90kg of Ripe Tomatoes produced approximately 60-litres of Salsa di Pomodori (Tomato Salsa).
Fresh Basil and salt make up the other ingredients for this Salsa.
Equipment Required Tomato Milling Machine (tomato press)
Bottle Capping Machine
Vats or large pots to preserve the tomato paste
Tomato Miller or Press.
Wash and sterilise bottles in hot water with soda crystals. (We sterilised 200 x 375ml bottles).
Wash the tomatoes in cold water to remove any dirt.
Fill a large pot with water (1/3 of the pot's volume) and bring to the boil.
Add the tomatoes to the boiling water and blanch for approximately 30-45 seconds. It's important to not let the tomatoes overcook.
Blanch the tomatoes.
Scoop the tomatoes out and allow to drain and cool.

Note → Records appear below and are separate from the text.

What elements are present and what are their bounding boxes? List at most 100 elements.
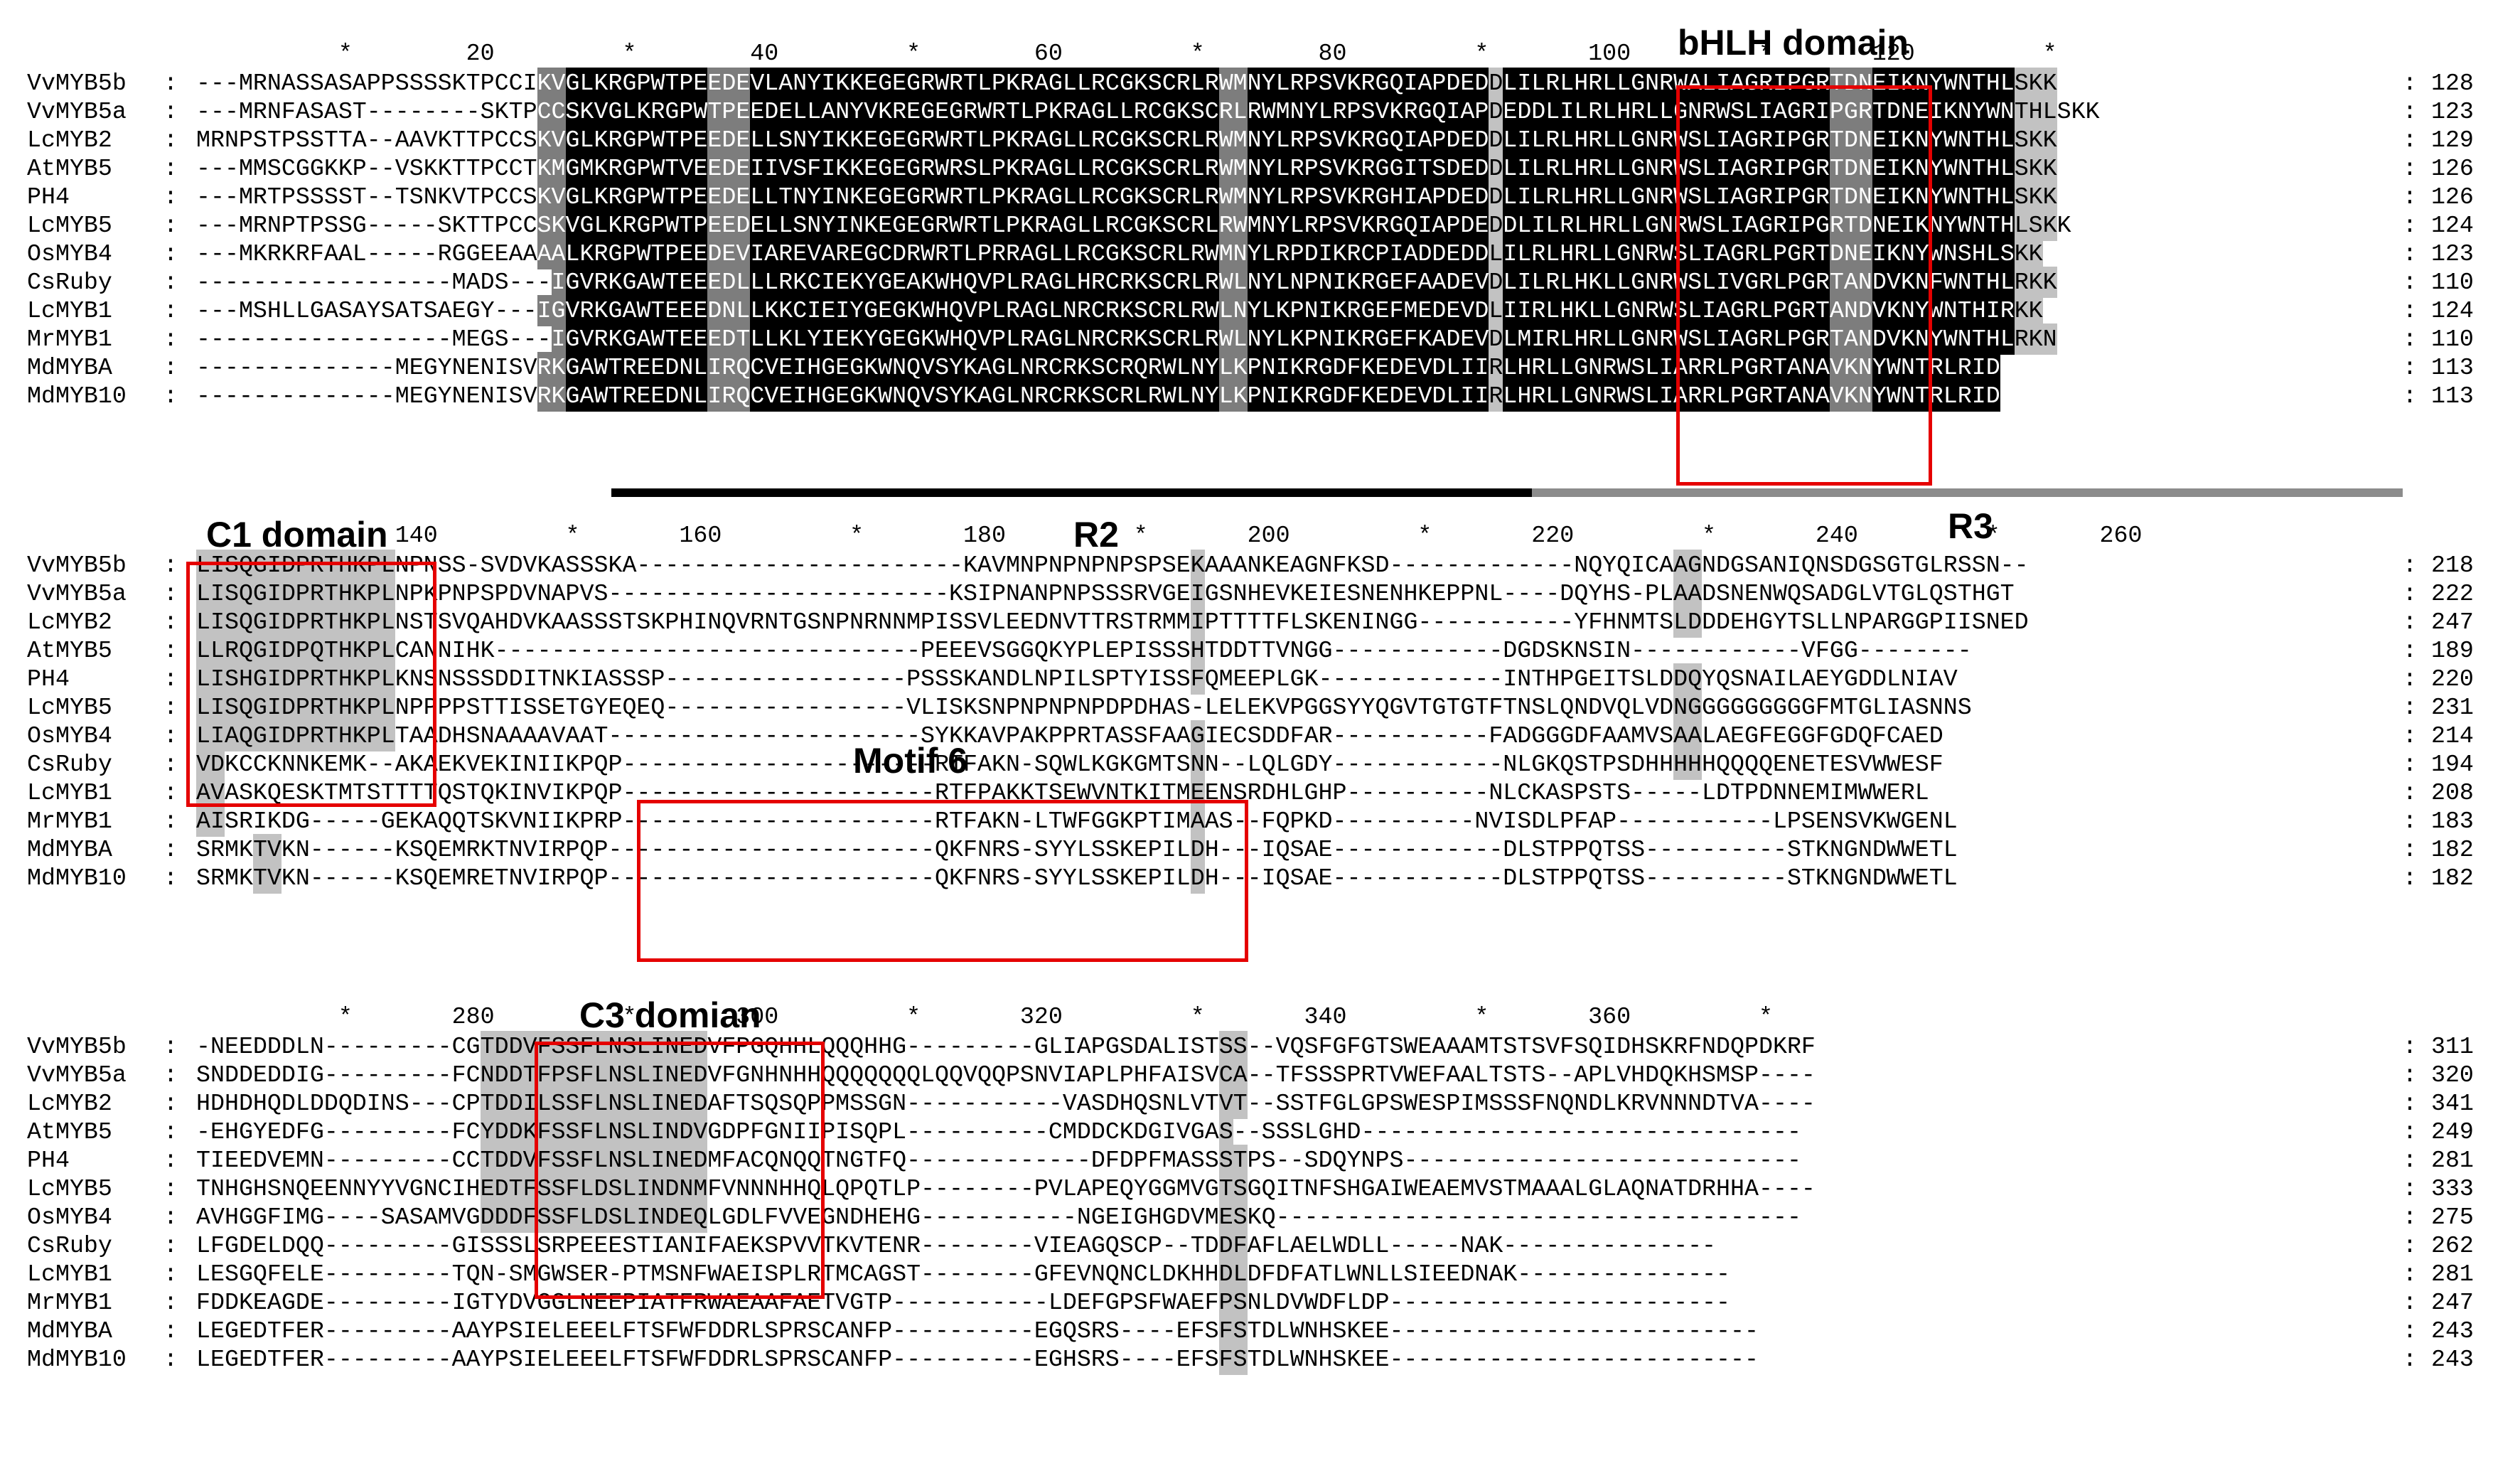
residue-count: : 281 bbox=[2403, 1147, 2474, 1174]
c3-domain-box bbox=[535, 1042, 825, 1299]
sequence-residues: ---MSHLLGASAYSATSAEGY---IGVRKGAWTEEEDNLL… bbox=[196, 295, 2043, 326]
sequence-name: MdMYB10 bbox=[27, 382, 127, 410]
separator: : bbox=[163, 240, 178, 267]
residue-count: : 110 bbox=[2403, 269, 2474, 296]
position-ruler: 140 * 160 * 180 * 200 * 220 * 240 * 260 bbox=[196, 522, 2143, 549]
residue-count: : 113 bbox=[2403, 382, 2474, 410]
sequence-name: PH4 bbox=[27, 1147, 70, 1174]
sequence-residues: ---MRTPSSSST--TSNKVTPCCSKVGLKRGPWTPEEDEL… bbox=[196, 181, 2057, 213]
residue-count: : 222 bbox=[2403, 580, 2474, 607]
separator: : bbox=[163, 1118, 178, 1145]
separator: : bbox=[163, 1289, 178, 1316]
separator: : bbox=[163, 382, 178, 410]
sequence-residues: LEGEDTFER---------AAYPSIELEEELFTSFWFDDRL… bbox=[196, 1315, 1759, 1347]
sequence-residues: LLRQGIDPQTHKPLCANNIHK-------------------… bbox=[196, 635, 1972, 666]
residue-count: : 113 bbox=[2403, 354, 2474, 381]
motif6-box bbox=[637, 800, 1248, 962]
sequence-residues: ---MRNPTPSSG-----SKTTPCCSKVGLKRGPWTPEEDE… bbox=[196, 210, 2071, 241]
sequence-residues: ---MMSCGGKKP--VSKKTTPCCTKMGMKRGPWTVEEDEI… bbox=[196, 153, 2057, 184]
sequence-name: OsMYB4 bbox=[27, 722, 112, 749]
sequence-residues: VDKCCKNNKEMK--AKAEKVEKINIIKPQP----------… bbox=[196, 749, 1943, 780]
sequence-residues: LIAQGIDPRTHKPLTAADHSNAAAAVAAT-----------… bbox=[196, 720, 1943, 751]
sequence-name: MdMYBA bbox=[27, 836, 112, 863]
separator: : bbox=[163, 1175, 178, 1202]
separator: : bbox=[163, 1346, 178, 1373]
sequence-residues: LISQGIDPRTHKPLNPNSS-SVDVKASSSKA---------… bbox=[196, 550, 2029, 581]
sequence-residues: ---MRNASSASAPPSSSSKTPCCIKVGLKRGPWTPEEDEV… bbox=[196, 68, 2057, 99]
r3-label: R3 bbox=[1948, 506, 1993, 546]
separator: : bbox=[163, 1033, 178, 1060]
separator: : bbox=[163, 70, 178, 97]
separator: : bbox=[163, 694, 178, 721]
residue-count: : 182 bbox=[2403, 865, 2474, 892]
separator: : bbox=[163, 326, 178, 353]
separator: : bbox=[163, 155, 178, 182]
residue-count: : 231 bbox=[2403, 694, 2474, 721]
sequence-residues: TIEEDVEMN---------CCTDDVFSSFLNSLINEDMFAC… bbox=[196, 1145, 1801, 1176]
sequence-name: LcMYB1 bbox=[27, 297, 112, 324]
residue-count: : 110 bbox=[2403, 326, 2474, 353]
sequence-name: LcMYB2 bbox=[27, 127, 112, 154]
separator: : bbox=[163, 722, 178, 749]
separator: : bbox=[163, 552, 178, 579]
sequence-name: MrMYB1 bbox=[27, 326, 112, 353]
sequence-residues: ------------------MEGS---IGVRKGAWTEEEDTL… bbox=[196, 323, 2057, 355]
c1-domain-label: C1 domain bbox=[206, 515, 388, 555]
separator: : bbox=[163, 1090, 178, 1117]
sequence-name: VvMYB5b bbox=[27, 552, 127, 579]
sequence-name: AtMYB5 bbox=[27, 637, 112, 664]
bhlh-domain-label: bHLH domain bbox=[1678, 23, 1909, 63]
separator: : bbox=[163, 1261, 178, 1288]
sequence-residues: LEGEDTFER---------AAYPSIELEEELFTSFWFDDRL… bbox=[196, 1344, 1759, 1375]
sequence-residues: FDDKEAGDE---------IGTYDVGGLNEEPIATFRWAEA… bbox=[196, 1287, 1730, 1318]
separator: : bbox=[163, 751, 178, 778]
residue-count: : 129 bbox=[2403, 127, 2474, 154]
position-ruler: * 280 * 300 * 320 * 340 * 360 * bbox=[196, 1003, 1773, 1030]
sequence-name: AtMYB5 bbox=[27, 1118, 112, 1145]
position-ruler: * 20 * 40 * 60 * 80 * 100 * 120 * bbox=[196, 40, 2057, 67]
residue-count: : 218 bbox=[2403, 552, 2474, 579]
sequence-residues: LISQGIDPRTHKPLNPKPNPSPDVNAPVS-----------… bbox=[196, 578, 2015, 609]
sequence-name: VvMYB5a bbox=[27, 580, 127, 607]
separator: : bbox=[163, 1232, 178, 1259]
bhlh-domain-box bbox=[1676, 85, 1932, 486]
residue-count: : 275 bbox=[2403, 1204, 2474, 1231]
residue-count: : 262 bbox=[2403, 1232, 2474, 1259]
residue-count: : 123 bbox=[2403, 98, 2474, 125]
residue-count: : 249 bbox=[2403, 1118, 2474, 1145]
sequence-residues: LESGQFELE---------TQN-SMGWSER-PTMSNFWAEI… bbox=[196, 1258, 1730, 1290]
separator: : bbox=[163, 609, 178, 636]
sequence-name: LcMYB2 bbox=[27, 1090, 112, 1117]
residue-count: : 243 bbox=[2403, 1346, 2474, 1373]
residue-count: : 220 bbox=[2403, 665, 2474, 692]
residue-count: : 333 bbox=[2403, 1175, 2474, 1202]
residue-count: : 126 bbox=[2403, 183, 2474, 210]
sequence-residues: LISQGIDPRTHKPLNSTSVQAHDVKAASSSTSKPHINQVR… bbox=[196, 606, 2029, 638]
sequence-name: OsMYB4 bbox=[27, 1204, 112, 1231]
sequence-name: LcMYB1 bbox=[27, 779, 112, 806]
r2-domain-bar bbox=[611, 488, 1532, 497]
residue-count: : 124 bbox=[2403, 212, 2474, 239]
sequence-name: LcMYB1 bbox=[27, 1261, 112, 1288]
residue-count: : 182 bbox=[2403, 836, 2474, 863]
separator: : bbox=[163, 1317, 178, 1344]
sequence-residues: MRNPSTPSSTTA--AAVKTTPCCSKVGLKRGPWTPEEDEL… bbox=[196, 124, 2057, 156]
sequence-name: CsRuby bbox=[27, 751, 112, 778]
sequence-name: PH4 bbox=[27, 183, 70, 210]
sequence-name: LcMYB5 bbox=[27, 212, 112, 239]
sequence-residues: TNHGHSNQEENNYYVGNCIHEDTFSSFLDSLINDNMFVNN… bbox=[196, 1173, 1816, 1204]
separator: : bbox=[163, 808, 178, 835]
sequence-residues: ---MRNFASAST--------SKTPCCSKVGLKRGPWTPEE… bbox=[196, 96, 2100, 127]
sequence-name: CsRuby bbox=[27, 1232, 112, 1259]
residue-count: : 214 bbox=[2403, 722, 2474, 749]
sequence-residues: AISRIKDG-----GEKAQQTSKVNIIKPRP----------… bbox=[196, 806, 1958, 837]
residue-count: : 243 bbox=[2403, 1317, 2474, 1344]
sequence-name: OsMYB4 bbox=[27, 240, 112, 267]
separator: : bbox=[163, 580, 178, 607]
residue-count: : 247 bbox=[2403, 1289, 2474, 1316]
sequence-name: VvMYB5b bbox=[27, 70, 127, 97]
residue-count: : 247 bbox=[2403, 609, 2474, 636]
sequence-name: CsRuby bbox=[27, 269, 112, 296]
residue-count: : 194 bbox=[2403, 751, 2474, 778]
separator: : bbox=[163, 1061, 178, 1088]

Allow the tomatoes to drain and cool.
Place the cooled tomatoes into a tomato milling machine or tomato press. This separates the pulp and skins from the juice. If you don’t have a miller or press, a rustic version is to press the blanched tomatoes through a sieve.

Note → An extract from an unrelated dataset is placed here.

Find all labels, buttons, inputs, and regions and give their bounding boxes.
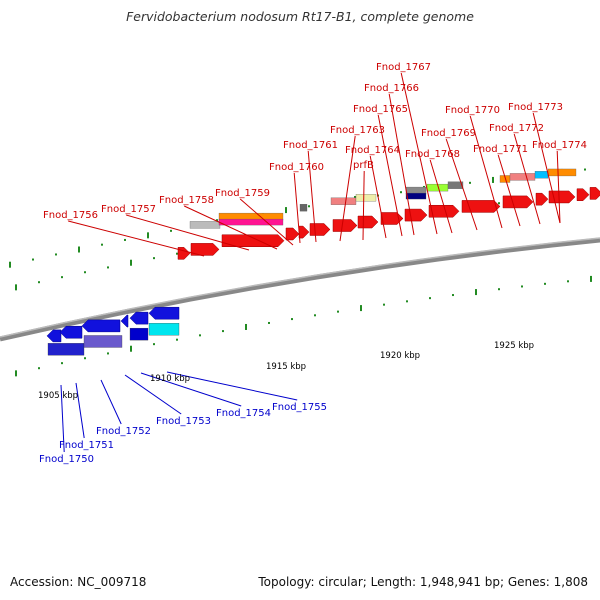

Run the tomatoes through a tomato milling machine or press. Alternately you can use a sieve.
Re-run the leftover skins and pulp through the miller 3 to 4 times to ensure all the liquid is minced out and extracted. You will eventually be left with the skins and seeds which can then be used as compost in the garden.
Add enough salt to the salsa to taste (we used finely ground table salt).

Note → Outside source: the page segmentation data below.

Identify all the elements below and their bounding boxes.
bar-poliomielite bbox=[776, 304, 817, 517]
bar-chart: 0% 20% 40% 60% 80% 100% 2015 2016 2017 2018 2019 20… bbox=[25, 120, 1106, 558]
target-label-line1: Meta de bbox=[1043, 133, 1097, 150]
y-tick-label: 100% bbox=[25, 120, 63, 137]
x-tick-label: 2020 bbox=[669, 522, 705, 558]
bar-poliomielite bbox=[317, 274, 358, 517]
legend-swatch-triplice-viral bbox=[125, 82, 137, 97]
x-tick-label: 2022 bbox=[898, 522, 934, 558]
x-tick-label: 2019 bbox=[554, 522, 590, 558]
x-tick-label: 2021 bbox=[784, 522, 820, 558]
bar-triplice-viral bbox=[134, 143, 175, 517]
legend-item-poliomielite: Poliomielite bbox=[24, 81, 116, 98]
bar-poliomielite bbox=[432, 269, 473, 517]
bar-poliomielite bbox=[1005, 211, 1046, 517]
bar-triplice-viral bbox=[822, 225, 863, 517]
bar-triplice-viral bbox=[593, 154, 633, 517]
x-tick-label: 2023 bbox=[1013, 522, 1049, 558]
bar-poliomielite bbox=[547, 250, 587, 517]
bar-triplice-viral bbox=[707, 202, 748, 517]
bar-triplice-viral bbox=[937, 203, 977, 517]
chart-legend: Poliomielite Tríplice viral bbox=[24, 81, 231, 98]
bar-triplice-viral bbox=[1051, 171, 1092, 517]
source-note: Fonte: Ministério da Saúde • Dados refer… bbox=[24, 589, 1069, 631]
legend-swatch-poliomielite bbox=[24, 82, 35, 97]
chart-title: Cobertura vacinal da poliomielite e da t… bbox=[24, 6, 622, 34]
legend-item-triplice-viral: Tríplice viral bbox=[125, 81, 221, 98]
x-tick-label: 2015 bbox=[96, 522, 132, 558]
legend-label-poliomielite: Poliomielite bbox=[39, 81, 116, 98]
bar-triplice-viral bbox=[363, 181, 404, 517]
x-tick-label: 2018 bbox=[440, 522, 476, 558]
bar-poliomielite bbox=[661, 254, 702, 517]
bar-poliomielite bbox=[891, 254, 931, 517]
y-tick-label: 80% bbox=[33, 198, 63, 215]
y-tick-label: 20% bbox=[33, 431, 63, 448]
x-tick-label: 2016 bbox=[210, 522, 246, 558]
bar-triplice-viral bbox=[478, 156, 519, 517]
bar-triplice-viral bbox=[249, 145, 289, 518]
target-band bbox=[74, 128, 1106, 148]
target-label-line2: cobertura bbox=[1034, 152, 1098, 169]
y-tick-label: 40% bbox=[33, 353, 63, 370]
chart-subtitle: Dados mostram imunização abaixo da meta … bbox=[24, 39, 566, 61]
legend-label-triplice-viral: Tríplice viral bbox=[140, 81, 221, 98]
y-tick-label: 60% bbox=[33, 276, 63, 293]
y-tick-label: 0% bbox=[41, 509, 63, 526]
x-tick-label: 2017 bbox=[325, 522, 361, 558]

As a guide, for each 20-litres of tomato salsa we added 6 well rounded tablespoons of salt.
Tomato Salsa in all it's freshly made glory.
Wash basil leaves and stuff 2-3 basil leaves into each sterilised bottle.
Using a funnel, fill each bottle with the salsa. Leave a small gap of 2-3cm from the top of each bottle.
Funnel the Salsa into sterilised bottles filled with fresh basil.
Seal the bottles, by capping the bottles.
Seal the salsa, by capping the bottles.
Fill a vat or large pot with water. Place a towel on the bottom of the vat then lay the salsa bottles in the vat until full. The towel will help minimise any breakages.
Place the salsa bottles into a vat or large pot to commence the preservation process.
Bring water to the boil and boil for approximately 45-minutes. Leave the bottles in the pot to cool for 24 hours or if you have excess bottles remove and stand them upright on a table in a cool place. This is a classic method for preserving and bottling all food.
Remove bottled salsa from preserving vats and allow to cool.
Preserved Tomato Salsa will keep for years or can be used immediately.
Rich, delicious and healthy homemade tomato salsa.
You can use the salsa immediately - simply heat and pour over freshly cooked pasta.